Fried Green Tomatoes or: Hey winter, you're coming already?

This summer Matt (my partner) and I endeavored to claim our very own bit of the world in the form of four modest containers full of plants. 

The tomatoes had an unfortunate start in the form of squirrels run moisture-mad by the drought.  Eventually we got a small number, but by the time the weather turned nippy there were an number that were not going to make it to ripe before this state got way too cold to even think about going outside to look at plants.

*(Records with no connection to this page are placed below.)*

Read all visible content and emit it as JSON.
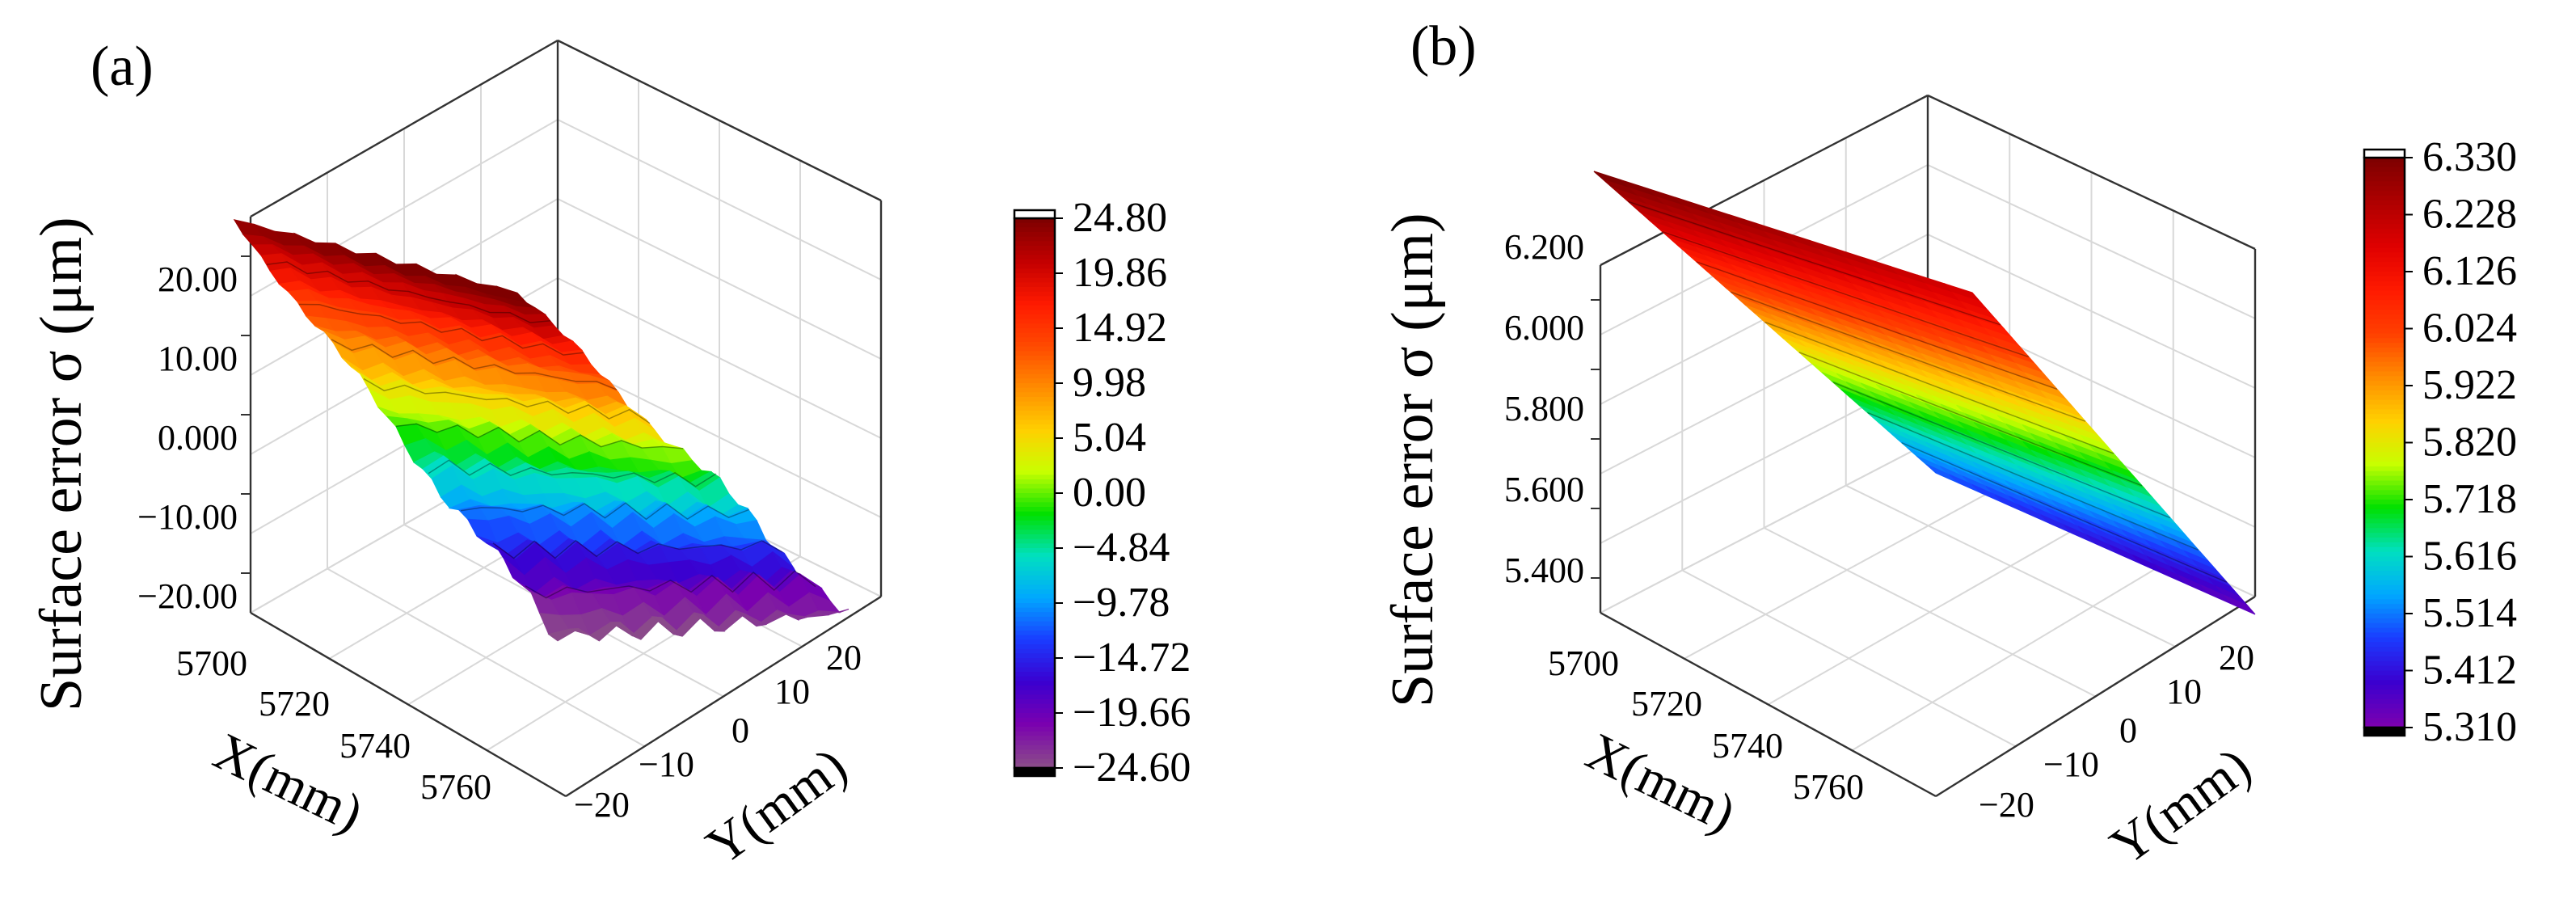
{
  "chart_data": [
    {
      "panel_label": "(a)",
      "type": "surface3d",
      "zlabel": "Surface error σ (μm)",
      "xlabel": "X(mm)",
      "ylabel": "Y(mm)",
      "xticks": [
        "5700",
        "5720",
        "5740",
        "5760"
      ],
      "yticks": [
        "−20",
        "−10",
        "0",
        "10",
        "20"
      ],
      "zticks": [
        "20.00",
        "10.00",
        "0.000",
        "−10.00",
        "−20.00"
      ],
      "xlim": [
        5700,
        5770
      ],
      "ylim": [
        -22,
        22
      ],
      "zlim": [
        -24.6,
        24.8
      ],
      "surface": {
        "high_corner_value": 24.8,
        "low_corner_value": -24.6,
        "noise": "high",
        "shape": "tilted plane with ridges"
      },
      "colorbar": {
        "ticks": [
          "24.80",
          "19.86",
          "14.92",
          "9.98",
          "5.04",
          "0.00",
          "−4.84",
          "−9.78",
          "−14.72",
          "−19.66",
          "−24.60"
        ],
        "colors": [
          "#7f0000",
          "#c40000",
          "#ff1a00",
          "#ff4a00",
          "#ff8c00",
          "#ffd000",
          "#c8ff00",
          "#00e000",
          "#00e0c0",
          "#00a8ff",
          "#1a3cff",
          "#3a00d0",
          "#7a00b0",
          "#8a4a8a"
        ]
      }
    },
    {
      "panel_label": "(b)",
      "type": "surface3d",
      "zlabel": "Surface error σ (μm)",
      "xlabel": "X(mm)",
      "ylabel": "Y(mm)",
      "xticks": [
        "5700",
        "5720",
        "5740",
        "5760"
      ],
      "yticks": [
        "−20",
        "−10",
        "0",
        "10",
        "20"
      ],
      "zticks": [
        "6.200",
        "6.000",
        "5.800",
        "5.600",
        "5.400"
      ],
      "xlim": [
        5700,
        5770
      ],
      "ylim": [
        -22,
        22
      ],
      "zlim": [
        5.31,
        6.33
      ],
      "surface": {
        "high_corner_value": 6.33,
        "low_corner_value": 5.31,
        "noise": "none",
        "shape": "smooth tilted plane"
      },
      "colorbar": {
        "ticks": [
          "6.330",
          "6.228",
          "6.126",
          "6.024",
          "5.922",
          "5.820",
          "5.718",
          "5.616",
          "5.514",
          "5.412",
          "5.310"
        ],
        "colors": [
          "#7f0000",
          "#b00000",
          "#e00000",
          "#ff1a00",
          "#ff4000",
          "#ff8c00",
          "#ffd000",
          "#c8ff00",
          "#00e000",
          "#00e0c0",
          "#00a8ff",
          "#1a3cff",
          "#3a00d0",
          "#7a00b0"
        ]
      }
    }
  ]
}
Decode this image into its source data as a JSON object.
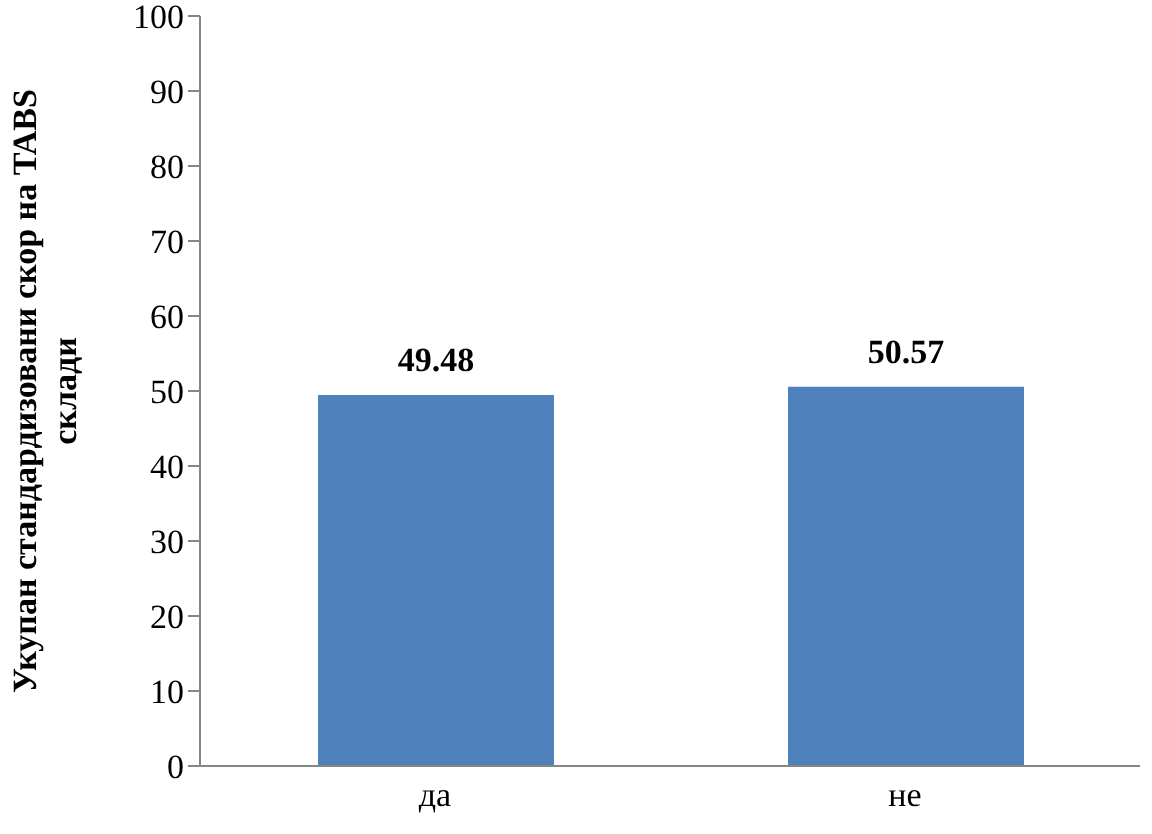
{
  "chart_data": {
    "type": "bar",
    "ylabel": "Укупан стандардизовани скор на TABS склади",
    "categories": [
      "да",
      "не"
    ],
    "values": [
      49.48,
      50.57
    ],
    "color": "#4f81bd",
    "ylim": [
      0,
      100
    ],
    "yticks": [
      0,
      10,
      20,
      30,
      40,
      50,
      60,
      70,
      80,
      90,
      100
    ],
    "grid": false,
    "data_labels": true
  }
}
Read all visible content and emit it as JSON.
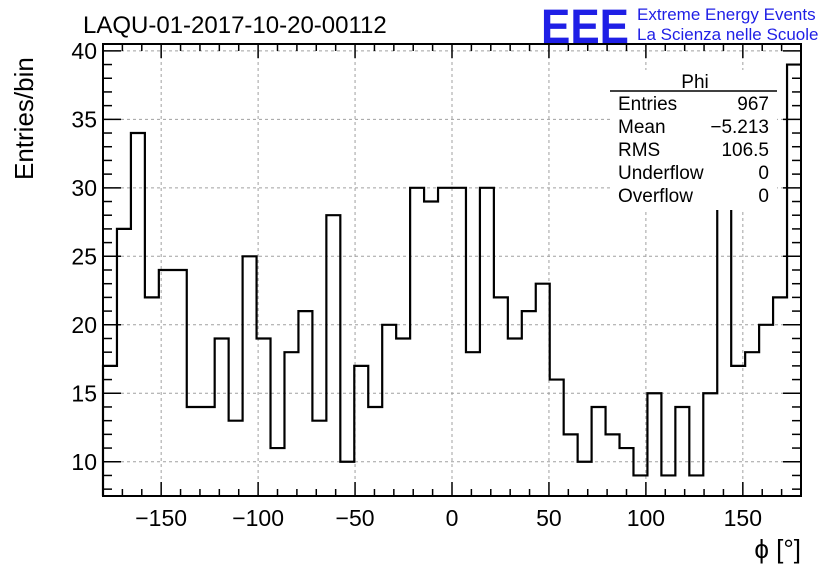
{
  "chart_data": {
    "type": "histogram",
    "title": "LAQU-01-2017-10-20-00112",
    "xlabel": "ϕ [°]",
    "ylabel": "Entries/bin",
    "xlim": [
      -180,
      180
    ],
    "ylim": [
      7.5,
      40.5
    ],
    "bin_width": 7.2,
    "grid": true,
    "x_ticks": [
      "−150",
      "−100",
      "−50",
      "0",
      "50",
      "100",
      "150"
    ],
    "x_tick_values": [
      -150,
      -100,
      -50,
      0,
      50,
      100,
      150
    ],
    "y_ticks": [
      "10",
      "15",
      "20",
      "25",
      "30",
      "35",
      "40"
    ],
    "y_tick_values": [
      10,
      15,
      20,
      25,
      30,
      35,
      40
    ],
    "bin_low_edges": [
      -180,
      -172.8,
      -165.6,
      -158.4,
      -151.2,
      -144,
      -136.8,
      -129.6,
      -122.4,
      -115.2,
      -108,
      -100.8,
      -93.6,
      -86.4,
      -79.2,
      -72,
      -64.8,
      -57.6,
      -50.4,
      -43.2,
      -36,
      -28.8,
      -21.6,
      -14.4,
      -7.2,
      0,
      7.2,
      14.4,
      21.6,
      28.8,
      36,
      43.2,
      50.4,
      57.6,
      64.8,
      72,
      79.2,
      86.4,
      93.6,
      100.8,
      108,
      115.2,
      122.4,
      129.6,
      136.8,
      144,
      151.2,
      158.4,
      165.6,
      172.8
    ],
    "values": [
      17,
      27,
      34,
      22,
      24,
      24,
      14,
      14,
      19,
      13,
      25,
      19,
      11,
      18,
      21,
      13,
      28,
      10,
      17,
      14,
      20,
      19,
      30,
      29,
      30,
      30,
      18,
      30,
      22,
      19,
      21,
      23,
      16,
      12,
      10,
      14,
      12,
      11,
      9,
      15,
      9,
      14,
      9,
      15,
      30,
      17,
      18,
      20,
      22,
      39
    ]
  },
  "stats": {
    "name": "Phi",
    "rows": [
      {
        "label": "Entries",
        "value": "967"
      },
      {
        "label": "Mean",
        "value": "−5.213"
      },
      {
        "label": "RMS",
        "value": "106.5"
      },
      {
        "label": "Underflow",
        "value": "0"
      },
      {
        "label": "Overflow",
        "value": "0"
      }
    ]
  },
  "logo": {
    "mark": "EEE",
    "line1": "Extreme Energy Events",
    "line2": "La Scienza nelle Scuole"
  },
  "colors": {
    "line": "#000000",
    "grid": "#a0a0a0",
    "logo": "#1f1fe6"
  }
}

We had friends and their adorable baby stay with us this week and decided that it was the perfect time to gorge ourselves on delicious under-ripe fried fruit.

Fried Green Tomatoes 

What you need: 
8 green tomatoes
3 eggs
3/4 cup of milk
1 1/2 cups of flour
1 cup cornmeal
1 cup Italian bread crumbs
4 teaspoons kosher (or sea) salt
1/2 teaspoon ground black pepper
vegetable oil

What you do:
  1. Slice tomatoes approximately 1/4 inch thick
  2. Mix eggs and milk together in a bowl, put flour onto a plate and a mixture of bread crumbs, cornmeal and salt on another plate.
  3. In a large skillet warm a 1/2 inch of vegetable oil over a medium heat. You can test to make sure the oil is hot enough when some of the batter that gunks all up on your fingers while you're working on battering the tomatoes is all bubbly when you drop it in the oil.
  4.  Coat tomato slices in flour, then the egg mixture and bread crumbs.
  5. Place battered tomato slices in oil (don't crowd the tomatoes! they shouldn't touch in the pan or they'll stick all up together)
  6. Turn when they're brown on the down side and allow to get brown on the other side. 
  7. Place on a plate with a paper towel, or a cooling rack so they don't pool in the oil.
  8. Eat them all up, they're delicious.

We ate ours with Cheesy Polenta, here's how I made it:

Cheesy Polenta

What you need: 
2 cups milk
2 cups water
1 cup polenta (dry, not the sausage roll stuff made for slicing)
3/4 cups of your favorite cheddar
1 1/2 teaspoons of kosher (or sea) salt
1/2 teaspoon fresh ground black pepper
4 tablespoon of butter

What you do:
  1. Bring milk and water to a boil in a medium sauce pan.
  2. Stir in polenta and turn down to a simmer
  3. Once mixture is just about as thick as you would like it add the 1/2 cup cheese, salt and pepper. 
  4. Spoon out, garnish with a pinch of the remainder of the cheese.